| name | breakdown-epic-arch |
| description | Prompt for creating the high-level technical architecture for an Epic, based on a Product Requirements Document. |
Epic Architecture Specification Prompt
Goal
Act as a Senior Software Architect. Your task is to take an Epic PRD and create a high-level technical architecture specification. This document will guide the development of the epic, outlining the major components, features, and technical enablers required.
Context Considerations
- The Epic PRD from the Product Manager.
- Modular monolith architecture pattern with Clean Architecture layers (Domain, Application, Infrastructure) per module.

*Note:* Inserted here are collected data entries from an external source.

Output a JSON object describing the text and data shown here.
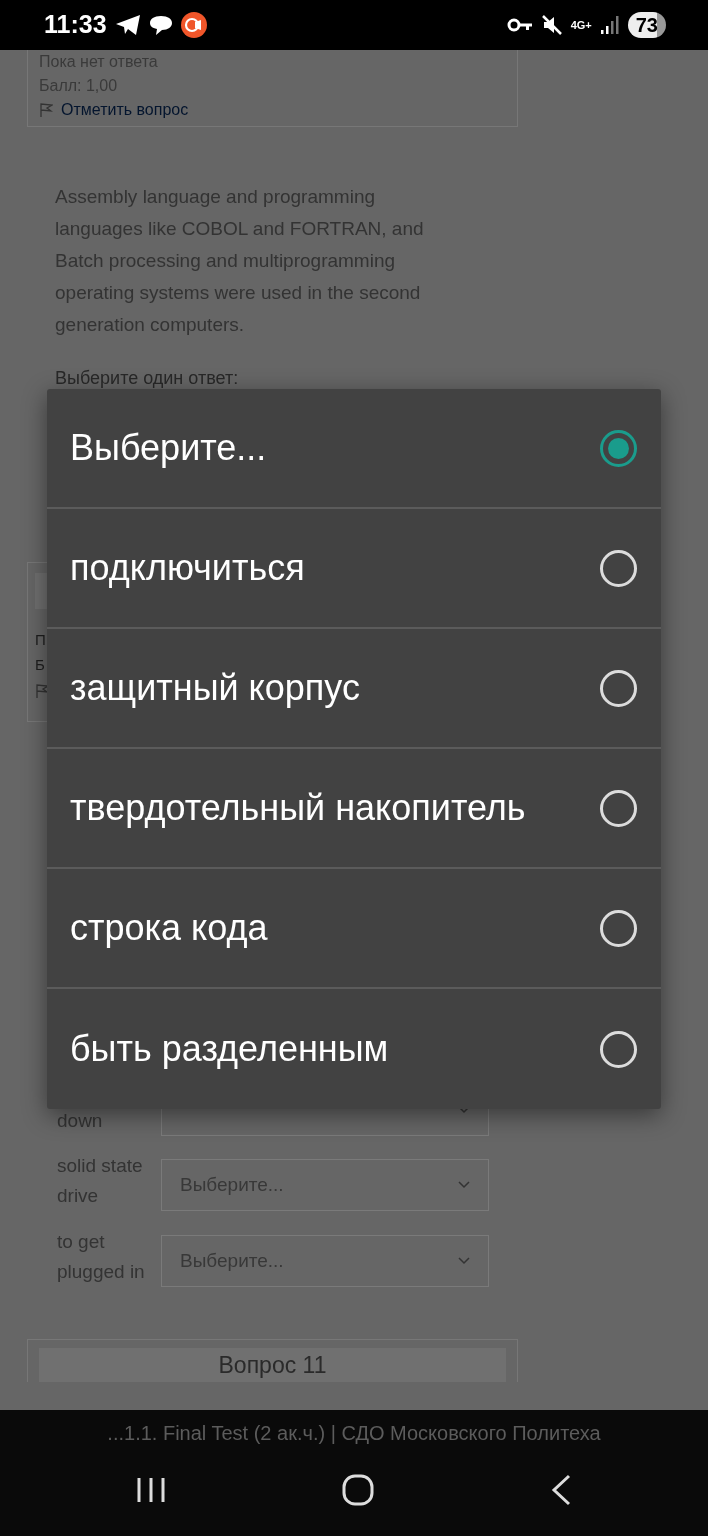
{
  "status_bar": {
    "time": "11:33",
    "network": "4G+",
    "battery": "73"
  },
  "prev_question": {
    "state": "Пока нет ответа",
    "score": "Балл: 1,00",
    "flag_link": "Отметить вопрос"
  },
  "question_text": "Assembly language and programming languages like COBOL and FORTRAN, and Batch processing and multiprogramming operating systems were used in the second generation computers.",
  "prompt": "Выберите один ответ:",
  "hidden_question": {
    "state": "П",
    "score": "Б"
  },
  "match_rows": [
    {
      "label": "down"
    },
    {
      "label": "solid state drive",
      "value": "Выберите..."
    },
    {
      "label": "to get plugged in",
      "value": "Выберите..."
    }
  ],
  "next_question": {
    "title": "Вопрос 11"
  },
  "picker": {
    "options": [
      {
        "label": "Выберите...",
        "selected": true
      },
      {
        "label": "подключиться",
        "selected": false
      },
      {
        "label": "защитный корпус",
        "selected": false
      },
      {
        "label": "твердотельный накопитель",
        "selected": false
      },
      {
        "label": "строка кода",
        "selected": false
      },
      {
        "label": "быть разделенным",
        "selected": false
      }
    ]
  },
  "browser_title": "...1.1. Final Test (2 ак.ч.) | СДО Московского Политеха"
}
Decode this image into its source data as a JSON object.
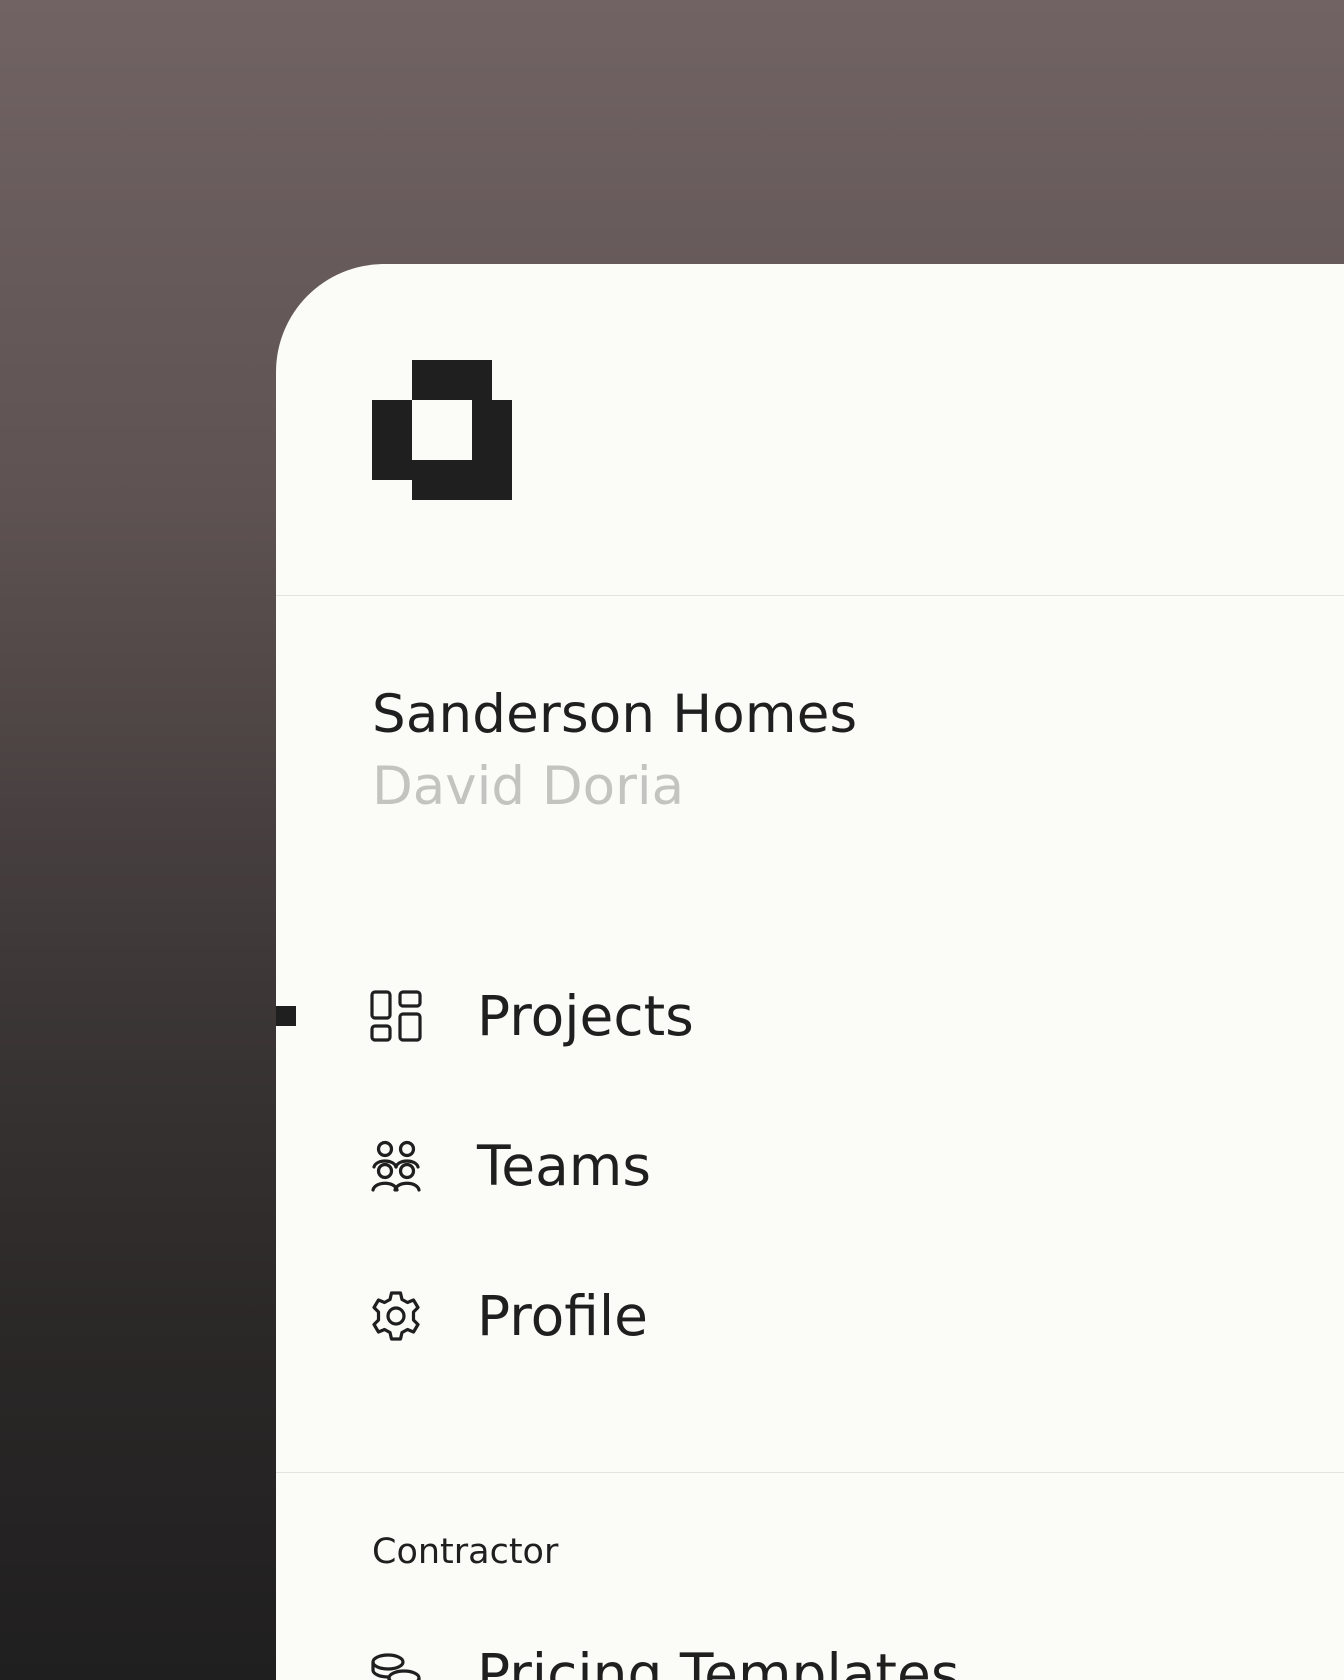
{
  "organization": {
    "name": "Sanderson Homes",
    "user": "David Doria"
  },
  "nav": {
    "items": [
      {
        "label": "Projects",
        "icon": "dashboard-grid-icon",
        "active": true
      },
      {
        "label": "Teams",
        "icon": "users-group-icon",
        "active": false
      },
      {
        "label": "Profile",
        "icon": "gear-icon",
        "active": false
      }
    ]
  },
  "contractor": {
    "section_label": "Contractor",
    "items": [
      {
        "label": "Pricing Templates",
        "icon": "coins-stack-icon"
      }
    ]
  },
  "colors": {
    "panel_bg": "#fbfbf8",
    "text_primary": "#1f1f1f",
    "text_muted": "#c3c3c0",
    "divider": "#e3e3df"
  }
}
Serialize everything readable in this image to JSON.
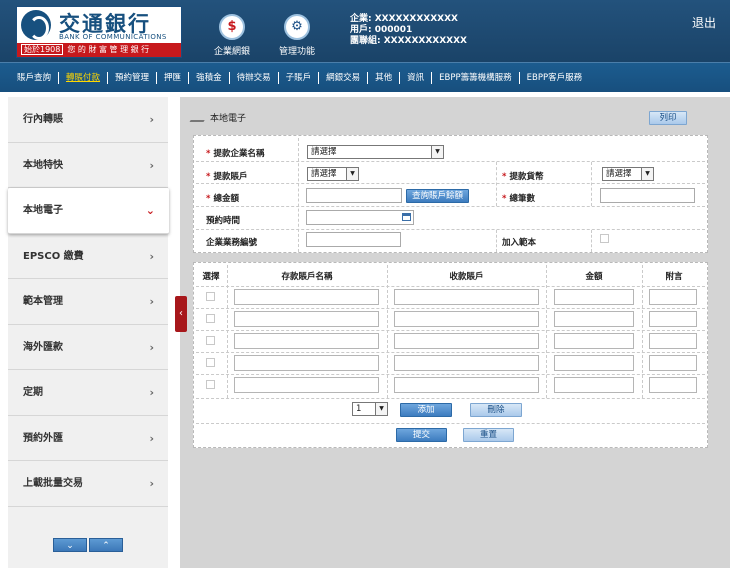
{
  "bank": {
    "name_cn": "交通銀行",
    "name_en": "BANK OF COMMUNICATIONS",
    "since": "始於1908",
    "slogan": "您 的 財 富 管 理 銀 行"
  },
  "header": {
    "icons": [
      {
        "label": "企業網銀",
        "icon": "monitor-icon"
      },
      {
        "label": "管理功能",
        "icon": "gears-icon"
      }
    ],
    "user": {
      "company": "企業: XXXXXXXXXXXX",
      "user": "用戶: 000001",
      "group": "團聯組: XXXXXXXXXXXX"
    },
    "logout": "退出"
  },
  "nav": [
    "賬戶查詢",
    "轉賬付款",
    "預約管理",
    "押匯",
    "強積金",
    "待辦交易",
    "子賬戶",
    "網銀交易",
    "其他",
    "資訊",
    "EBPP籌籌機構服務",
    "EBPP客戶服務"
  ],
  "nav_active": 1,
  "sidebar": [
    "行內轉賬",
    "本地特快",
    "本地電子",
    "EPSCO 繳費",
    "範本管理",
    "海外匯款",
    "定期",
    "預約外匯",
    "上載批量交易"
  ],
  "sidebar_active": 2,
  "page": {
    "title": "本地電子",
    "print": "列印"
  },
  "form": {
    "company_label": "提款企業名稱",
    "company_value": "請選擇",
    "account_label": "提款賬戶",
    "account_value": "請選擇",
    "currency_label": "提款貨幣",
    "currency_value": "請選擇",
    "total_label": "總金額",
    "query_btn": "查詢賬戶餘額",
    "count_label": "總筆數",
    "schedule_label": "預約時間",
    "ref_label": "企業業務編號",
    "template_label": "加入範本"
  },
  "grid": {
    "headers": [
      "選擇",
      "存款賬戶名稱",
      "收款賬戶",
      "金額",
      "附言"
    ],
    "rows": 5,
    "page_select": "1",
    "add": "添加",
    "delete": "刪除"
  },
  "actions": {
    "submit": "提交",
    "reset": "重置"
  },
  "colors": {
    "header": "#1f4f7b",
    "accent_red": "#c7191d",
    "button": "#3d7cbf",
    "active_nav": "#ffd800"
  }
}
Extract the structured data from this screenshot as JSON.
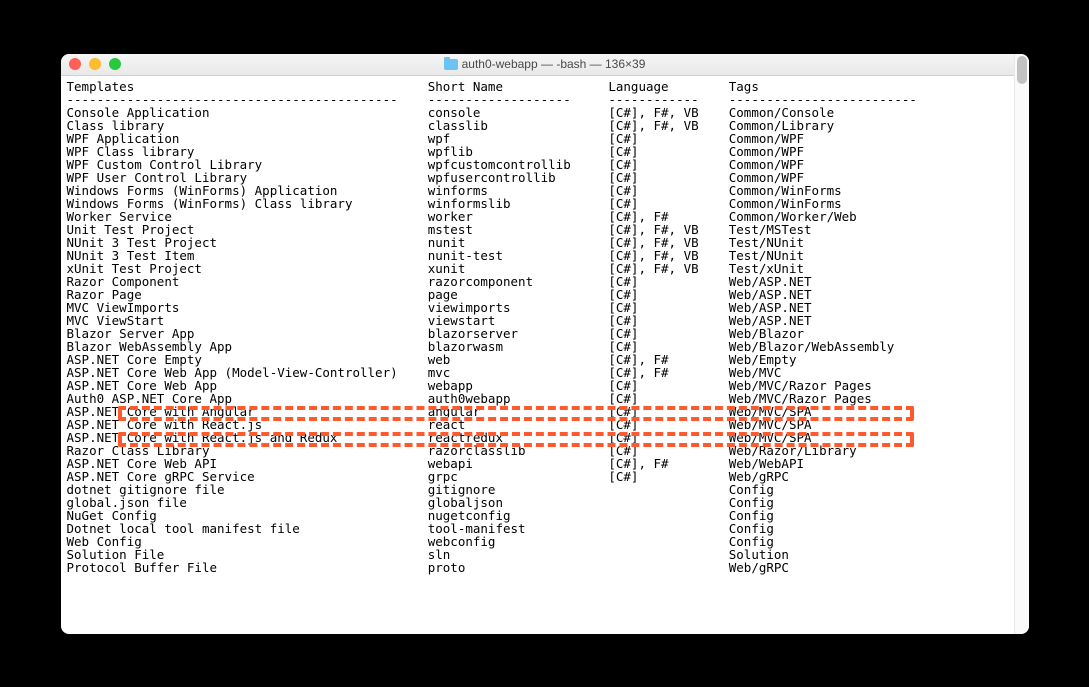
{
  "window": {
    "title": "auth0-webapp — -bash — 136×39"
  },
  "headers": {
    "templates": "Templates",
    "shortName": "Short Name",
    "language": "Language",
    "tags": "Tags"
  },
  "dividers": {
    "templates": "--------------------------------------------",
    "shortName": "-------------------",
    "language": "------------",
    "tags": "-------------------------"
  },
  "rows": [
    {
      "templates": "Console Application",
      "shortName": "console",
      "language": "[C#], F#, VB",
      "tags": "Common/Console"
    },
    {
      "templates": "Class library",
      "shortName": "classlib",
      "language": "[C#], F#, VB",
      "tags": "Common/Library"
    },
    {
      "templates": "WPF Application",
      "shortName": "wpf",
      "language": "[C#]",
      "tags": "Common/WPF"
    },
    {
      "templates": "WPF Class library",
      "shortName": "wpflib",
      "language": "[C#]",
      "tags": "Common/WPF"
    },
    {
      "templates": "WPF Custom Control Library",
      "shortName": "wpfcustomcontrollib",
      "language": "[C#]",
      "tags": "Common/WPF"
    },
    {
      "templates": "WPF User Control Library",
      "shortName": "wpfusercontrollib",
      "language": "[C#]",
      "tags": "Common/WPF"
    },
    {
      "templates": "Windows Forms (WinForms) Application",
      "shortName": "winforms",
      "language": "[C#]",
      "tags": "Common/WinForms"
    },
    {
      "templates": "Windows Forms (WinForms) Class library",
      "shortName": "winformslib",
      "language": "[C#]",
      "tags": "Common/WinForms"
    },
    {
      "templates": "Worker Service",
      "shortName": "worker",
      "language": "[C#], F#",
      "tags": "Common/Worker/Web"
    },
    {
      "templates": "Unit Test Project",
      "shortName": "mstest",
      "language": "[C#], F#, VB",
      "tags": "Test/MSTest"
    },
    {
      "templates": "NUnit 3 Test Project",
      "shortName": "nunit",
      "language": "[C#], F#, VB",
      "tags": "Test/NUnit"
    },
    {
      "templates": "NUnit 3 Test Item",
      "shortName": "nunit-test",
      "language": "[C#], F#, VB",
      "tags": "Test/NUnit"
    },
    {
      "templates": "xUnit Test Project",
      "shortName": "xunit",
      "language": "[C#], F#, VB",
      "tags": "Test/xUnit"
    },
    {
      "templates": "Razor Component",
      "shortName": "razorcomponent",
      "language": "[C#]",
      "tags": "Web/ASP.NET"
    },
    {
      "templates": "Razor Page",
      "shortName": "page",
      "language": "[C#]",
      "tags": "Web/ASP.NET"
    },
    {
      "templates": "MVC ViewImports",
      "shortName": "viewimports",
      "language": "[C#]",
      "tags": "Web/ASP.NET"
    },
    {
      "templates": "MVC ViewStart",
      "shortName": "viewstart",
      "language": "[C#]",
      "tags": "Web/ASP.NET"
    },
    {
      "templates": "Blazor Server App",
      "shortName": "blazorserver",
      "language": "[C#]",
      "tags": "Web/Blazor"
    },
    {
      "templates": "Blazor WebAssembly App",
      "shortName": "blazorwasm",
      "language": "[C#]",
      "tags": "Web/Blazor/WebAssembly"
    },
    {
      "templates": "ASP.NET Core Empty",
      "shortName": "web",
      "language": "[C#], F#",
      "tags": "Web/Empty"
    },
    {
      "templates": "ASP.NET Core Web App (Model-View-Controller)",
      "shortName": "mvc",
      "language": "[C#], F#",
      "tags": "Web/MVC"
    },
    {
      "templates": "ASP.NET Core Web App",
      "shortName": "webapp",
      "language": "[C#]",
      "tags": "Web/MVC/Razor Pages"
    },
    {
      "templates": "Auth0 ASP.NET Core App",
      "shortName": "auth0webapp",
      "language": "[C#]",
      "tags": "Web/MVC/Razor Pages"
    },
    {
      "templates": "ASP.NET Core with Angular",
      "shortName": "angular",
      "language": "[C#]",
      "tags": "Web/MVC/SPA"
    },
    {
      "templates": "ASP.NET Core with React.js",
      "shortName": "react",
      "language": "[C#]",
      "tags": "Web/MVC/SPA"
    },
    {
      "templates": "ASP.NET Core with React.js and Redux",
      "shortName": "reactredux",
      "language": "[C#]",
      "tags": "Web/MVC/SPA"
    },
    {
      "templates": "Razor Class Library",
      "shortName": "razorclasslib",
      "language": "[C#]",
      "tags": "Web/Razor/Library"
    },
    {
      "templates": "ASP.NET Core Web API",
      "shortName": "webapi",
      "language": "[C#], F#",
      "tags": "Web/WebAPI"
    },
    {
      "templates": "ASP.NET Core gRPC Service",
      "shortName": "grpc",
      "language": "[C#]",
      "tags": "Web/gRPC"
    },
    {
      "templates": "dotnet gitignore file",
      "shortName": "gitignore",
      "language": "",
      "tags": "Config"
    },
    {
      "templates": "global.json file",
      "shortName": "globaljson",
      "language": "",
      "tags": "Config"
    },
    {
      "templates": "NuGet Config",
      "shortName": "nugetconfig",
      "language": "",
      "tags": "Config"
    },
    {
      "templates": "Dotnet local tool manifest file",
      "shortName": "tool-manifest",
      "language": "",
      "tags": "Config"
    },
    {
      "templates": "Web Config",
      "shortName": "webconfig",
      "language": "",
      "tags": "Config"
    },
    {
      "templates": "Solution File",
      "shortName": "sln",
      "language": "",
      "tags": "Solution"
    },
    {
      "templates": "Protocol Buffer File",
      "shortName": "proto",
      "language": "",
      "tags": "Web/gRPC"
    }
  ],
  "columnWidths": {
    "templates": 48,
    "shortName": 24,
    "language": 16
  }
}
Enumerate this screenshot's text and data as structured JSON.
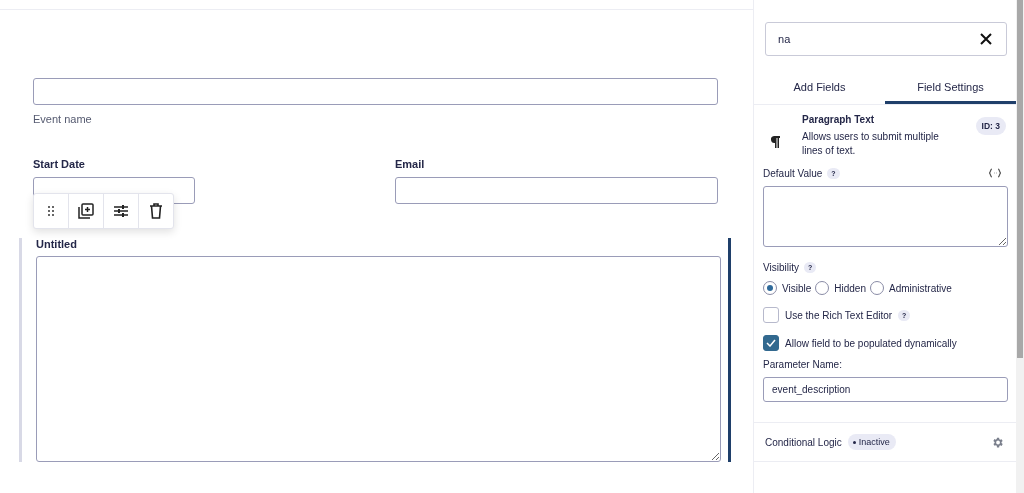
{
  "form": {
    "fields": [
      {
        "kind": "text",
        "sublabel": "Event name"
      },
      {
        "kind": "pair",
        "items": [
          {
            "label": "Start Date"
          },
          {
            "label": "Email"
          }
        ]
      },
      {
        "kind": "textarea",
        "label": "Untitled",
        "selected": true
      }
    ]
  },
  "settings": {
    "search": {
      "value": "na"
    },
    "tabs": [
      {
        "label": "Add Fields",
        "selected": false
      },
      {
        "label": "Field Settings",
        "selected": true
      }
    ],
    "field": {
      "title": "Paragraph Text",
      "description": "Allows users to submit multiple lines of text.",
      "id_badge": "ID: 3"
    },
    "default_value": {
      "label": "Default Value",
      "help": "?"
    },
    "visibility": {
      "label": "Visibility",
      "help": "?",
      "options": [
        {
          "label": "Visible",
          "selected": true
        },
        {
          "label": "Hidden",
          "selected": false
        },
        {
          "label": "Administrative",
          "selected": false
        }
      ]
    },
    "checkboxes": [
      {
        "label": "Use the Rich Text Editor",
        "checked": false,
        "help": "?"
      },
      {
        "label": "Allow field to be populated dynamically",
        "checked": true
      }
    ],
    "parameter": {
      "label": "Parameter Name:",
      "value": "event_description"
    },
    "conditional_logic": {
      "label": "Conditional Logic",
      "status": "Inactive"
    }
  }
}
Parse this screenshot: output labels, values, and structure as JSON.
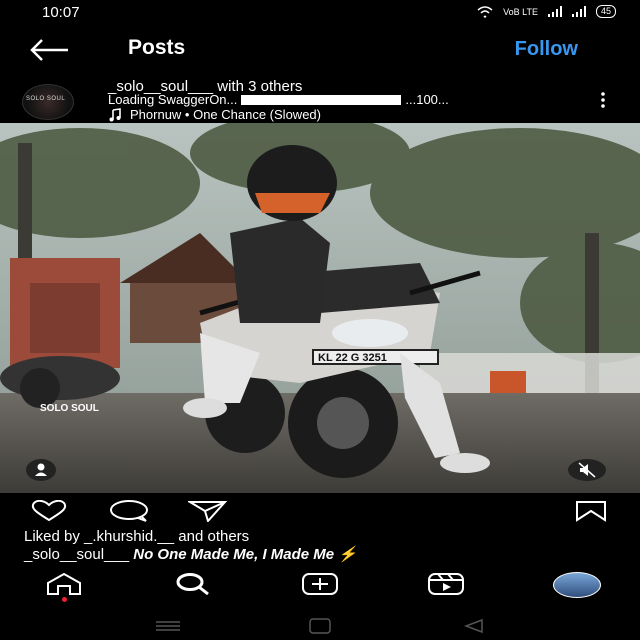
{
  "status_bar": {
    "time": "10:07",
    "network": "VoB LTE",
    "battery": "45"
  },
  "header": {
    "title": "Posts",
    "follow_label": "Follow"
  },
  "post": {
    "avatar_label": "SOLO SOUL",
    "username": "_solo__soul___",
    "with_text": "with",
    "others_text": "3 others",
    "caption_start": "Loading SwaggerOn...",
    "caption_end": "...100...",
    "music": "Phornuw • One Chance (Slowed)",
    "watermark": "SOLO SOUL",
    "plate": "KL 22 G 3251",
    "liked_by_prefix": "Liked by",
    "liked_by_user": "_.khurshid.__",
    "liked_by_suffix": "and others",
    "caption_user": "_solo__soul___",
    "caption_text": "No One Made Me, I Made Me ⚡"
  },
  "icons": [
    "back-arrow-icon",
    "more-icon",
    "tag-user-icon",
    "mute-icon",
    "heart-icon",
    "comment-icon",
    "share-icon",
    "bookmark-icon",
    "home-icon",
    "search-icon",
    "create-icon",
    "reels-icon",
    "profile-icon"
  ],
  "colors": {
    "accent": "#3897f0",
    "background": "#000000"
  }
}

- .NET 10 / ASP.NET Core / Blazor stack with interactive server-side rendering.
- .NET Aspire for distributed application orchestration, service discovery, and observability.
- Aspire AppHost as the orchestration entry point — wiring services, infrastructure resources, and references.
- Entity Framework Core for data access.
- Azure Container Apps as the primary deployment target via
aspire publish.
Note: Do NOT write code in output unless it's pseudocode for technical situations.
Output Format
The output should be a complete Epic Architecture Specification in Markdown format, saved to /docs/ways-of-work/plan/{epic-name}/arch.md.
Specification Structure
1. Epic Architecture Overview
- A brief summary of the technical approach for the epic.
2. System Architecture Diagram
Create a comprehensive Mermaid diagram that illustrates the complete system architecture for this epic. The diagram should include:
- User Layer: Show how different user types (web browsers, mobile apps, admin interfaces) interact with the system
- Aspire AppHost Layer: Depict the Aspire orchestrator and how it wires resources, service discovery, and health checks
- Application Layer: Show Blazor Server frontend, ASP.NET Core Minimal API endpoints, and background services
- Module Layer: Illustrate the modular monolith structure — each module (e.g., Orders, Inventory) with its Domain, Application, and Infrastructure layers
- Data Layer: Show databases, caching (Redis), and external API integrations as Aspire-managed resources
- Observability Layer: Represent the Aspire Dashboard providing logs, traces, and metrics across all services
Use clear subgraphs to organize these layers, apply consistent color coding for different component types, and show the data flow between components. Include both synchronous request paths and asynchronous processing flows where relevant to the epic. Use .WithReference() and .WaitFor() semantics to illustrate Aspire resource dependencies.
3. High-Level Features & Technical Enablers
- A list of the high-level features to be built.
- A list of technical enablers (e.g., new modules, Aspire integrations, infrastructure resources) required to support the features.
4. Technology Stack
- A list of the key technologies, frameworks, and libraries to be used.
- Relevant Aspire integrations (e.g.,
Aspire.Hosting.Redis, Aspire.Hosting.PostgreSQL).
5. Technical Value
- Estimate the technical value (e.g., High, Medium, Low) with a brief justification.
6. T-Shirt Size Estimate
- Provide a high-level t-shirt size estimate for the epic (e.g., S, M, L, XL).